HAMPIR semua hal yang saya ketahui tentang Königsberg dan Kaliningrad saya dapatkan dari Ruth Leiserowitz. Ia memiliki pengetahuan akan sejarah wilayah di tepi Laut Baltik, yang membentang dari Jerman, Polandia, Kaliningrad, hingga Lituania, yang sungguh sulit tertandingi. Selain menguasai bahasa Jerman, ia fasih berbahasa Polandia, Lituania, Rusia, dan Inggris. Hal ini membuatnya mampu mengakses materi dokumentasi dalam aneka bahasa yang relevan dengan area studinya, juga menerbitkan tulisan serta buku dalam bahasa-bahasa tersebut.  

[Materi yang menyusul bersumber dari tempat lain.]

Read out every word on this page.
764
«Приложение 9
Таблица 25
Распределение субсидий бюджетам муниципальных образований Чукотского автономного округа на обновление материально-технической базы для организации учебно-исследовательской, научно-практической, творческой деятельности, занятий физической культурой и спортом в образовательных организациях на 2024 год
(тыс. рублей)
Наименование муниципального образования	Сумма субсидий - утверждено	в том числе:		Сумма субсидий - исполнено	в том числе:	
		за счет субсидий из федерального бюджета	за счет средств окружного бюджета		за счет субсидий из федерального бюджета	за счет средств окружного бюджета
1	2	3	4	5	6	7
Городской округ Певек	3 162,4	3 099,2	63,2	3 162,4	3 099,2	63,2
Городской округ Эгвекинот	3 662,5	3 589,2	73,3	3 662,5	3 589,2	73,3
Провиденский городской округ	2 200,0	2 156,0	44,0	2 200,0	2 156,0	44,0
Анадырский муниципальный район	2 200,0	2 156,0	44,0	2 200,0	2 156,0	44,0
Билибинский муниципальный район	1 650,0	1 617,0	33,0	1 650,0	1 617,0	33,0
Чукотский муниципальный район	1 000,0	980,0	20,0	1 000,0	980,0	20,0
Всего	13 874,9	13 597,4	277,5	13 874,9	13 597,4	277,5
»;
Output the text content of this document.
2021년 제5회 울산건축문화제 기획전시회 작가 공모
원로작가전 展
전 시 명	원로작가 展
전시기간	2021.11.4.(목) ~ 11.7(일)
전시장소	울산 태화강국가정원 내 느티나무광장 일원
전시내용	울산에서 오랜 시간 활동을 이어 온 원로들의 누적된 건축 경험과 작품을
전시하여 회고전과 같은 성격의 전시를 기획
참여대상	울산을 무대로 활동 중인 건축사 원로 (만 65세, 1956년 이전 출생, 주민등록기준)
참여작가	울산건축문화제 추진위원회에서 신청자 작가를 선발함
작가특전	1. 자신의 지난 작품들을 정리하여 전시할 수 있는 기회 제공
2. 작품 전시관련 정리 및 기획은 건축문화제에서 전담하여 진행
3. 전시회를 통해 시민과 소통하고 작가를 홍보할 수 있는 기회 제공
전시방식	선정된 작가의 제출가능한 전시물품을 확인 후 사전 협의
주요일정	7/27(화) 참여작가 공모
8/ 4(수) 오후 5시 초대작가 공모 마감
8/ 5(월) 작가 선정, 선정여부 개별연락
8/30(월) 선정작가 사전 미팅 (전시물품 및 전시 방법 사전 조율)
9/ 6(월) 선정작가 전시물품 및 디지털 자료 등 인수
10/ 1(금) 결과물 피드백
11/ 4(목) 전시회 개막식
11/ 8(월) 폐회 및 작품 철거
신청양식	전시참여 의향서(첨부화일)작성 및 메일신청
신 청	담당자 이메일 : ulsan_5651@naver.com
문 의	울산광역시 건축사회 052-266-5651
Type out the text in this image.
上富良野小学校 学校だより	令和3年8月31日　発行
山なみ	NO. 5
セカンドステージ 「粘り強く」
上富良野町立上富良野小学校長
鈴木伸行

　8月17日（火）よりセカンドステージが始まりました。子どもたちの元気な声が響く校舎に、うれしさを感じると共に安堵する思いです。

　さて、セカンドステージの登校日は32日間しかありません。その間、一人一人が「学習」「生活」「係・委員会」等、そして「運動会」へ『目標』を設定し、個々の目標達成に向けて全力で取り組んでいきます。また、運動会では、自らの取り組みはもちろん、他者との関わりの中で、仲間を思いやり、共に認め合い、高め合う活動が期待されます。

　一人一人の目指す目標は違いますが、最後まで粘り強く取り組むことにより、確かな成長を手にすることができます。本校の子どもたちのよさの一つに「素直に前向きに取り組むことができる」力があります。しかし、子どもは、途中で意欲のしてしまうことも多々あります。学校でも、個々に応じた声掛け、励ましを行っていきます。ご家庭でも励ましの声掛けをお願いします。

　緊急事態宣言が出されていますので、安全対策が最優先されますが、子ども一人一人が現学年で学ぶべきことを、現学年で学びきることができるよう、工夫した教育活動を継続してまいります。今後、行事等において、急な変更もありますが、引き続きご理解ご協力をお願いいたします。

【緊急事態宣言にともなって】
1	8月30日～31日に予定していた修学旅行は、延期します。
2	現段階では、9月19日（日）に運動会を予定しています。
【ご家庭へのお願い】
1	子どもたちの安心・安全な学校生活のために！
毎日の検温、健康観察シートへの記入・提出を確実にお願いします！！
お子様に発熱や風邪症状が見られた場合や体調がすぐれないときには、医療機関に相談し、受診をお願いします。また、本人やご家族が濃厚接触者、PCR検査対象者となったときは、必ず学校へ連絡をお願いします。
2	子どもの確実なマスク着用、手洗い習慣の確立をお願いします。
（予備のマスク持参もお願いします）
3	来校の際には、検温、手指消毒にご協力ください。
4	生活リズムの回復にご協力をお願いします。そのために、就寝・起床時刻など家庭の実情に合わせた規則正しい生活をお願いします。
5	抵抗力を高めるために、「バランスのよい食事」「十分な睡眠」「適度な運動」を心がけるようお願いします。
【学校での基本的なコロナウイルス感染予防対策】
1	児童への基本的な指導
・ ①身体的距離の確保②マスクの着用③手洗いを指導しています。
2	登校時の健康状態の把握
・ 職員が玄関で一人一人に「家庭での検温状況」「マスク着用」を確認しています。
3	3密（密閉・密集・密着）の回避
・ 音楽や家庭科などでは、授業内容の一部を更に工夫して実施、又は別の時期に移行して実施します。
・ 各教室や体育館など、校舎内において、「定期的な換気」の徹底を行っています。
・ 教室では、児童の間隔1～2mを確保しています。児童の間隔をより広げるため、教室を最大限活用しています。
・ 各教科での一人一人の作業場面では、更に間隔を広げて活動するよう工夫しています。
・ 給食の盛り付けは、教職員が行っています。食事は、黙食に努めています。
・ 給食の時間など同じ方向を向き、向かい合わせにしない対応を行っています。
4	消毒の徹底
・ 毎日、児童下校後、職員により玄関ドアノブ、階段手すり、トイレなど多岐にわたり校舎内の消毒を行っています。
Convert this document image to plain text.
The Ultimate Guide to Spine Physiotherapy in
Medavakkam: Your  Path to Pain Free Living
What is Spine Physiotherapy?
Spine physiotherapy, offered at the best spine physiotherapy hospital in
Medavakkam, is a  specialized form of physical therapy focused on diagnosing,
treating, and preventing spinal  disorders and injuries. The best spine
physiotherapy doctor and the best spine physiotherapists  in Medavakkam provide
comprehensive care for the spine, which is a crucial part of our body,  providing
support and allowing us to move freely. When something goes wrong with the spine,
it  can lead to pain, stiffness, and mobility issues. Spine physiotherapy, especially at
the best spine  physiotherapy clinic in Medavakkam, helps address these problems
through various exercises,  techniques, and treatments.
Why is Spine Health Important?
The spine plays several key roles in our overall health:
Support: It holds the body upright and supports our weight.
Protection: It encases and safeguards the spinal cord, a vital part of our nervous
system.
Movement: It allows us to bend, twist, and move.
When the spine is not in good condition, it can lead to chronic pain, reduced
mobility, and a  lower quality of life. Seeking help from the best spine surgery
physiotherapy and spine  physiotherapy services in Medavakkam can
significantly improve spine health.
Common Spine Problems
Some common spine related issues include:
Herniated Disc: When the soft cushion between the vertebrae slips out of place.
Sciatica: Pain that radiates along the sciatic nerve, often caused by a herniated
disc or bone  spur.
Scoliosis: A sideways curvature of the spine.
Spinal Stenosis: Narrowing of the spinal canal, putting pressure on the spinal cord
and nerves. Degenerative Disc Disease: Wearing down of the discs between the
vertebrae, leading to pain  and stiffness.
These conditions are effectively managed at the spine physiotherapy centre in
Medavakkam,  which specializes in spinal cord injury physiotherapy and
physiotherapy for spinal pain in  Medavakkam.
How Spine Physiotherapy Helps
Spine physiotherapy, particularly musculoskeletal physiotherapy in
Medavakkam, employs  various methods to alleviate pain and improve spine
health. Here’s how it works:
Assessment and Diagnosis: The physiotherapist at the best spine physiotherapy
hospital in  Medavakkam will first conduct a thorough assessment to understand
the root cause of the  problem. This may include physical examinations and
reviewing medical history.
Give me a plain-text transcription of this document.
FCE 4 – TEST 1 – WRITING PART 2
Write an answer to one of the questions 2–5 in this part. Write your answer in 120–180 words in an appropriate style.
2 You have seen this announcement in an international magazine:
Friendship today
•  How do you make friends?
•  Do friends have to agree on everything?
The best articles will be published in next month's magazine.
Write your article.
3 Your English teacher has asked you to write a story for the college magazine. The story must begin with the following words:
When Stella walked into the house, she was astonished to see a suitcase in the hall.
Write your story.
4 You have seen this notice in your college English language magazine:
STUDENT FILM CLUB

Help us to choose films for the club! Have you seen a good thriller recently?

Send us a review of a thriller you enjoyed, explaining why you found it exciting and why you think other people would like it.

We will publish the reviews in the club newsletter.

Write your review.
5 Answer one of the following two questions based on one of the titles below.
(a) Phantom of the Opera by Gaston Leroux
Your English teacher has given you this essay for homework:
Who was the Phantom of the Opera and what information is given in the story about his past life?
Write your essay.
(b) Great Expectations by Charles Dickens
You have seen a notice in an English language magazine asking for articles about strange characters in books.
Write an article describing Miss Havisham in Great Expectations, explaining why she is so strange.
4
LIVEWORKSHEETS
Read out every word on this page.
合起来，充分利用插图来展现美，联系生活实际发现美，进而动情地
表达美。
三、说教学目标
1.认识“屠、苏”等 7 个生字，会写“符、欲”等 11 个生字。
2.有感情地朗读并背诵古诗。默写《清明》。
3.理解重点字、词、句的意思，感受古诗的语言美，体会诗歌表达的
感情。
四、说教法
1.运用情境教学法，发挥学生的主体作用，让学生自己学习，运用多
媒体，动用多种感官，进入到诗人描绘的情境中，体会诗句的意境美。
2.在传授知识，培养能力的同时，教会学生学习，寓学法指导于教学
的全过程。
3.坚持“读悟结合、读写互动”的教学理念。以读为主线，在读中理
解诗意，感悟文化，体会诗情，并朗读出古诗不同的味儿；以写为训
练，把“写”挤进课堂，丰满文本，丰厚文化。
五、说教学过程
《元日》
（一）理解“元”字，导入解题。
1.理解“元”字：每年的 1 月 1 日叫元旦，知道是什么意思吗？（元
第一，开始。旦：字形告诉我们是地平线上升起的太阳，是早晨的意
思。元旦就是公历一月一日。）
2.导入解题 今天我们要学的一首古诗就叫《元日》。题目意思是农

Maka saya merasa demikian beruntung ketika Leiserowitz menemani saya sekeluarga dalam perjalanan pulang-hari mengunjungi Kaliningrad pada suatu hari di bulan Juli 2019. Kami berangkat dari Nida, sebuah kota nelayan yang terletak di wilayah Lituania pada Semenanjung Curonia. Dari ibu kota Lituania, Vilnius, Nida dapat dicapai lewat perjalanan darat sampai Klaipėda. Lalu kami harus naik feri untuk menyeberang ke ujung Semenanjung Curonia, baru melanjutkan perjalanan darat yang bisa ditempuh dengan bus atau mobil ke Nida. Pangkal semenanjung yang demikian panjang dan tipis ini berada di dalam wilayah Kaliningrad Oblast (semacam provinsi), Rusia. Pada waktu itu, kami baru selesai menghadiri Thomas Mann Festival yang diadakan di Nida setiap tahun. Penulis Jerman penerima Hadiah Nobel Sastra pada 1929 tersebut menggunakan dana penghargaan yang diperolehnya untuk membangun sebuah rumah musim panas di Nida bagi keluarganya, juga sebagai tempat ia menulis selama musim panas.  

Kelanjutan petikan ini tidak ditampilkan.